The close US-relationship offers advantages. In 2009, Eric Tschirhart, the administrative head of the University of Luxembourg, told a local newspaper “that we will get a push in terms of knowledge during five years of cooperation with the ISB that would take 25 years to acquire on our own.” The first projects have already begun.
But the American connection also increases pressure. “If an initiative of this stature goes wrong, we can forget biotech in Luxembourg for the next 30 years,” Tschirhart believes.
Researchers aren’t worried. They feel lucky to be setting up an infrastructure in a special environment. “I already received a request from a banker who is thinking about donating to research,” says Balling.

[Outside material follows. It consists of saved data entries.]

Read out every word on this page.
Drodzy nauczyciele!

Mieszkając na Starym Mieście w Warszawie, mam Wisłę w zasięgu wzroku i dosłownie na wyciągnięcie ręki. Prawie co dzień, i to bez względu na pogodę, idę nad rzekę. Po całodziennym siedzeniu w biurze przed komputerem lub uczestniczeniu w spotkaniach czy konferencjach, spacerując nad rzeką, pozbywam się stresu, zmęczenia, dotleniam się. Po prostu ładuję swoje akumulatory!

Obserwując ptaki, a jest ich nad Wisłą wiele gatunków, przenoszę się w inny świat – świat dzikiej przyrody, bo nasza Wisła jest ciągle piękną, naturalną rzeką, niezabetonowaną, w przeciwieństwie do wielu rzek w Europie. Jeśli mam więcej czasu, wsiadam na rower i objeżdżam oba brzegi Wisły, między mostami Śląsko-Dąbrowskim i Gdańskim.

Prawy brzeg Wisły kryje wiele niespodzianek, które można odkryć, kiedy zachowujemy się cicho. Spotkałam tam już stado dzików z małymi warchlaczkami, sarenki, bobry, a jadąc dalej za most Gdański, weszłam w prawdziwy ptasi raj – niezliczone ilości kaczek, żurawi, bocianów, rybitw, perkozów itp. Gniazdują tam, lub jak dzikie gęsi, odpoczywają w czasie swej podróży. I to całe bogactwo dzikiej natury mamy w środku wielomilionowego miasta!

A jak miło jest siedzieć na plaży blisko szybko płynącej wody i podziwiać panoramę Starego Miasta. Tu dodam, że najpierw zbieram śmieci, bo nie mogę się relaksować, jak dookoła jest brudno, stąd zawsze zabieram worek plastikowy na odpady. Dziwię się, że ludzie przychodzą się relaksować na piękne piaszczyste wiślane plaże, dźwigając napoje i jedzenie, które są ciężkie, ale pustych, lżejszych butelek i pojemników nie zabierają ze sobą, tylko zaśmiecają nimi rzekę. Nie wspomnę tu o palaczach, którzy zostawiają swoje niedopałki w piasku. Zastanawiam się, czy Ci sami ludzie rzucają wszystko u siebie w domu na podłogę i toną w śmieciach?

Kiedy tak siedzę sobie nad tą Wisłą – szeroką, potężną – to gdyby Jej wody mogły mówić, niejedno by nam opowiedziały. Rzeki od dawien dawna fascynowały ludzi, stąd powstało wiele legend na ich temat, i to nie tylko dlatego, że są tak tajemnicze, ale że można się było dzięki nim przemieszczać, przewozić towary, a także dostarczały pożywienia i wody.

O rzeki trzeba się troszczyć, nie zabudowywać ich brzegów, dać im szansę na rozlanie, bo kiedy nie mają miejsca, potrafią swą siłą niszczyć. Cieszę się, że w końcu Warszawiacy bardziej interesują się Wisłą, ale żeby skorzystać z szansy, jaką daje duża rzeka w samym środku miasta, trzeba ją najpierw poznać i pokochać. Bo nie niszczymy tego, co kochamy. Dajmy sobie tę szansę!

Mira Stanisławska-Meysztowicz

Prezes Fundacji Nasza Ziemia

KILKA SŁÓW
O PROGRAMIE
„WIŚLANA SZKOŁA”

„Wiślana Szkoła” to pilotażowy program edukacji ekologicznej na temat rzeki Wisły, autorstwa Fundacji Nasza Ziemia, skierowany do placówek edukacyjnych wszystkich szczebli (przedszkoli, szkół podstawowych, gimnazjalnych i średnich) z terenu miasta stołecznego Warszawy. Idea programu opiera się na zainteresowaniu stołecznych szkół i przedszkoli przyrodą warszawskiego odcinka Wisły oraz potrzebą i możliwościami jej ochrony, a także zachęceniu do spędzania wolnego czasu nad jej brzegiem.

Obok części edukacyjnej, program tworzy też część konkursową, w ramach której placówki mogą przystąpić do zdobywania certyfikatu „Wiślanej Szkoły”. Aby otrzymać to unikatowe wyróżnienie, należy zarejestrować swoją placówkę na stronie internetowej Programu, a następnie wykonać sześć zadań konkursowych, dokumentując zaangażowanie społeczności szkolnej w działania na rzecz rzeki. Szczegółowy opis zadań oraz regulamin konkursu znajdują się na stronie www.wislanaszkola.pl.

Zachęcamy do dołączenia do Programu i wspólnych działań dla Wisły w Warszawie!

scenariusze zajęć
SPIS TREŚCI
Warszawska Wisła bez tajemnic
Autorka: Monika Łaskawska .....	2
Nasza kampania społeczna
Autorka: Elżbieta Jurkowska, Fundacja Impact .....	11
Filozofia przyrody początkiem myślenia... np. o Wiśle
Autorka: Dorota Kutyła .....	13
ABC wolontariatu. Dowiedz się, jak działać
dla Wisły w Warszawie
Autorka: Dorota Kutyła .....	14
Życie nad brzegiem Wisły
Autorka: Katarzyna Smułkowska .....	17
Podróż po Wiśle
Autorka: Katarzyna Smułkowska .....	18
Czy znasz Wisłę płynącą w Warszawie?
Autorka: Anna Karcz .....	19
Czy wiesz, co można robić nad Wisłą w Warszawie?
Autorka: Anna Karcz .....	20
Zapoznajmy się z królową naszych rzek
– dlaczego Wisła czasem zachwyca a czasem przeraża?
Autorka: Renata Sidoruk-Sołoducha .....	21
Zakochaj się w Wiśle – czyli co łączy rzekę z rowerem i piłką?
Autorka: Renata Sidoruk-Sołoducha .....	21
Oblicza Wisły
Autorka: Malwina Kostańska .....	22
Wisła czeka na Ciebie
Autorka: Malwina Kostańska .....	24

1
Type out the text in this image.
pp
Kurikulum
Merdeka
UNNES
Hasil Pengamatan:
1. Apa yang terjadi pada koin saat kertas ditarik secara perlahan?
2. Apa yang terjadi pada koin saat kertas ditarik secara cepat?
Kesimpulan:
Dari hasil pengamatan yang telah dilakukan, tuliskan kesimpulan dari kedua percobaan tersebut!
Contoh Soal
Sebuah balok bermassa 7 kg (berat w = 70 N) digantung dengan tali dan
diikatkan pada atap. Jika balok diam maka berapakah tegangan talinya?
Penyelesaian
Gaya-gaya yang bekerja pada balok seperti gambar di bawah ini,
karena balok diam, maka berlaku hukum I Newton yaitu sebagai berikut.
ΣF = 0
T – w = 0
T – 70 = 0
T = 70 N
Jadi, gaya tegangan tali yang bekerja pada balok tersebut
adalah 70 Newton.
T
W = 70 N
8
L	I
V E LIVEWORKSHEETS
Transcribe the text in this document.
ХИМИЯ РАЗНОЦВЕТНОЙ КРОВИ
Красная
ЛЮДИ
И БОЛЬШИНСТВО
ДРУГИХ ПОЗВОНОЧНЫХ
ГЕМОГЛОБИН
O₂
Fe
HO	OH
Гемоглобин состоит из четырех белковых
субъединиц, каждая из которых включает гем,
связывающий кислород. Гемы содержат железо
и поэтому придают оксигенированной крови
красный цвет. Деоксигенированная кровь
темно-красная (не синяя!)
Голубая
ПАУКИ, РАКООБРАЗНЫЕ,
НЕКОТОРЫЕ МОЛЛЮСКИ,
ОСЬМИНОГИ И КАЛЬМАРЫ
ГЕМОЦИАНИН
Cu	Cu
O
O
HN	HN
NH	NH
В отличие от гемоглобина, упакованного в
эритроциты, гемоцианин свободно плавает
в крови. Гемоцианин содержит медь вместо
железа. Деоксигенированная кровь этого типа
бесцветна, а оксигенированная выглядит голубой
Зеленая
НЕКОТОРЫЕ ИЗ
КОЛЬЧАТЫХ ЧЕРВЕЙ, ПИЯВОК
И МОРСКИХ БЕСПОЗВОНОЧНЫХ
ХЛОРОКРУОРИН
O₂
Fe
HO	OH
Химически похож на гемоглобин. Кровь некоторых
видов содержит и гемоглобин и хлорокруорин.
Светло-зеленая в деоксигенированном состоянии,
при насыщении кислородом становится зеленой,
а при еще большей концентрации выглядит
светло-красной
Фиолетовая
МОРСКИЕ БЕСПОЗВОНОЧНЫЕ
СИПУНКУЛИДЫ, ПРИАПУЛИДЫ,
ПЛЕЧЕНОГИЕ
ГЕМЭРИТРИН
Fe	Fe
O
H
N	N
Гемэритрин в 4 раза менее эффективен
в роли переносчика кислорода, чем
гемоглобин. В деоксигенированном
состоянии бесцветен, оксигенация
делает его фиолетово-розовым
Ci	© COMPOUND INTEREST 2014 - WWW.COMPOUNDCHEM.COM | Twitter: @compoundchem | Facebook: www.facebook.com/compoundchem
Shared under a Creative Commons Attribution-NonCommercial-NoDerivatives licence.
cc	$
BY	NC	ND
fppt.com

Good support for start-ups
Luxembourg’s big advantage is the nearby banks, which will also aid future start-ups. Last year alone, the VC Fonds Vesalius Biocapital (EUR75m) – which has an office in Luxembourg – began a partnership with the CRP-Santé to support young biotech companies. Krecké is also planning his own risk-capital funds with a focus on companies in the field of personalised medicine. This fund will be established in a close relationship with the German Hopp BioTech, the investment company set up by former SAP founder Dietmar Hopp. “We only have to clear up the final details,” according to Krecké, who added that “Luxembourg will do its share, but I also negotiate with partners.”
Djalil Coowar has already gone a step further. In 2006, the neurologist at the University of Luxembourg founded Axoglia Therapeutics S.A together with French colleagues. Since then, he’s been able to count on Kreckés financial and political support. Axoglia is not just the young university’s first spin-off – it’s also the first in biotechnology.